Судья Большого Джима неодобрительно посмотрел на Арабеллу из-за ветрового стекла своего черного «кортеза», когда ее привели к нему.

— Как вы думаете, хорошо это, — сказал он, — снять платье и бегать вприпрыжку с нудистом?

Арабелла побледнела.

— С нудистом? — воскликнула она недоверчиво. — Но Говард не нудист. Этого не может быть!

— Может. Собственно говоря, он хуже, чем нудист. Он добровольный нудист. Однако мы понимаем, — продолжал судья, — что вы этого не знали и в какой-то мере мы сами виноваты в том, что он вас опутал. Если бы не наша непростительная потеря бдительности, он не мог бы вести двойную жизнь — днем учиться в нудистском педагогическом институте, а по вечерам убегать из резервации и работать в магазине подержанного платья и пытаться обратить в свою веру хороших людей вроде вас. Поэтому мы будем к вам снисходительны. Вместо того чтобы отобрать права, мы дадим вам возможность исправиться — отпустим вас домой, чтобы вы загладили свое предосудительное поведение: просите прощения у родителей и впредь ведите себя хорошо. Между прочим, вы многим обязаны молодому человеку по имени Гарри Четырехколесный.

— Я… я обязана?

— Да, вы. Если бы не его бдительность и преданность Большому Джиму, может статься, мы бы узнали о вашем поступке слишком поздно.

— Гарри Четырехколесный? — удивленно сказала Арабелла. — Он, должно быть, ненавидит меня.

— Ненавидит вас? Милая девочка, он…

— И я знаю почему, — продолжала Арабелла, не замечая, что перебила судью. — Он ненавидит меня, потому что показал мне себя в истинном свете, а себя настоящего он в глубине души презирает. Вот… вот почему и мистер Карбюратор тоже ненавидит меня!
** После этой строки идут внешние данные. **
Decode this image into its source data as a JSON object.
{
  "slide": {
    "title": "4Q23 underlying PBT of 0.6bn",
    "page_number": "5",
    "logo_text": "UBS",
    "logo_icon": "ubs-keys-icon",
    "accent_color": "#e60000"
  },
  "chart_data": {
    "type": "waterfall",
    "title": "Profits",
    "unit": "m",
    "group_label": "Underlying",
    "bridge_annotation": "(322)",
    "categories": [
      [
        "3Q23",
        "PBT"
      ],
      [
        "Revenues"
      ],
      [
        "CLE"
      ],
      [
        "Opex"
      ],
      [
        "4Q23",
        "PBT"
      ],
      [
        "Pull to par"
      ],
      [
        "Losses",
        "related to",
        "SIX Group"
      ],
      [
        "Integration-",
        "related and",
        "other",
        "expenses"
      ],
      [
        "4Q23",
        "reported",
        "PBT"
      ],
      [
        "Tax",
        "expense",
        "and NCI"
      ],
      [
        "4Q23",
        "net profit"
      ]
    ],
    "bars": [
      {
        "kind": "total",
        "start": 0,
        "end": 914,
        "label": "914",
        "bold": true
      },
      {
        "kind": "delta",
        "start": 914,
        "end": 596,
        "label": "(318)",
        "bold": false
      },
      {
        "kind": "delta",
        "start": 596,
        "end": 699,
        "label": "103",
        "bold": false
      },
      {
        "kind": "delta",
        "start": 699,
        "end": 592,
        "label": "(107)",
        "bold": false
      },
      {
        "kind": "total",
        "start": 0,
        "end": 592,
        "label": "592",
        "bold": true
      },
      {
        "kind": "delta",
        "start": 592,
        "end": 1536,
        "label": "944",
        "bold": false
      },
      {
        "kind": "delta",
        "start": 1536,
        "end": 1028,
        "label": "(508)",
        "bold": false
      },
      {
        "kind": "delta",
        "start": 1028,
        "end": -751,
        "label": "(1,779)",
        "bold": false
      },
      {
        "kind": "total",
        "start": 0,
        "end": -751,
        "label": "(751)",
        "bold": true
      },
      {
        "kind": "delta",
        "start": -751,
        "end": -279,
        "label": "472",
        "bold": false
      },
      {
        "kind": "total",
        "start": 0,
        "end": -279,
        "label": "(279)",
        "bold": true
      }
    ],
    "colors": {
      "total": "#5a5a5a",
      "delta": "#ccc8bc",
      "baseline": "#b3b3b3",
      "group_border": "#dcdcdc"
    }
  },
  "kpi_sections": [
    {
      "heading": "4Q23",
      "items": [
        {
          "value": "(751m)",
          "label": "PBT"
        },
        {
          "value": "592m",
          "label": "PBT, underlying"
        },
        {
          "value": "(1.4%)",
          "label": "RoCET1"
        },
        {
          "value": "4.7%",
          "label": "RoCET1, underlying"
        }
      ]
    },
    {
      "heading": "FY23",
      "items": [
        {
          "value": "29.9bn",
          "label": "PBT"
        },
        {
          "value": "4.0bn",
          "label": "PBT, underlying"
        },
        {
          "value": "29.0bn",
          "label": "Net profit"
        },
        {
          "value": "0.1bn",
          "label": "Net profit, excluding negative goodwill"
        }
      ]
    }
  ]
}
— Послушайте, мисс Радиатор, если вы будете продолжать в том же духе, я могу пересмотреть свое решение. В конце концов…

— А мои мама и папа! — продолжала Арабелла. — Они ненавидят меня, потому что тоже показали себя в истинном свете, и в глубине души они себя тоже презирают. Такую наготу не могут скрыть даже автомобили. А Говард? Ему не за что ненавидеть себя… как и мне. Что… что вы с ним сделали?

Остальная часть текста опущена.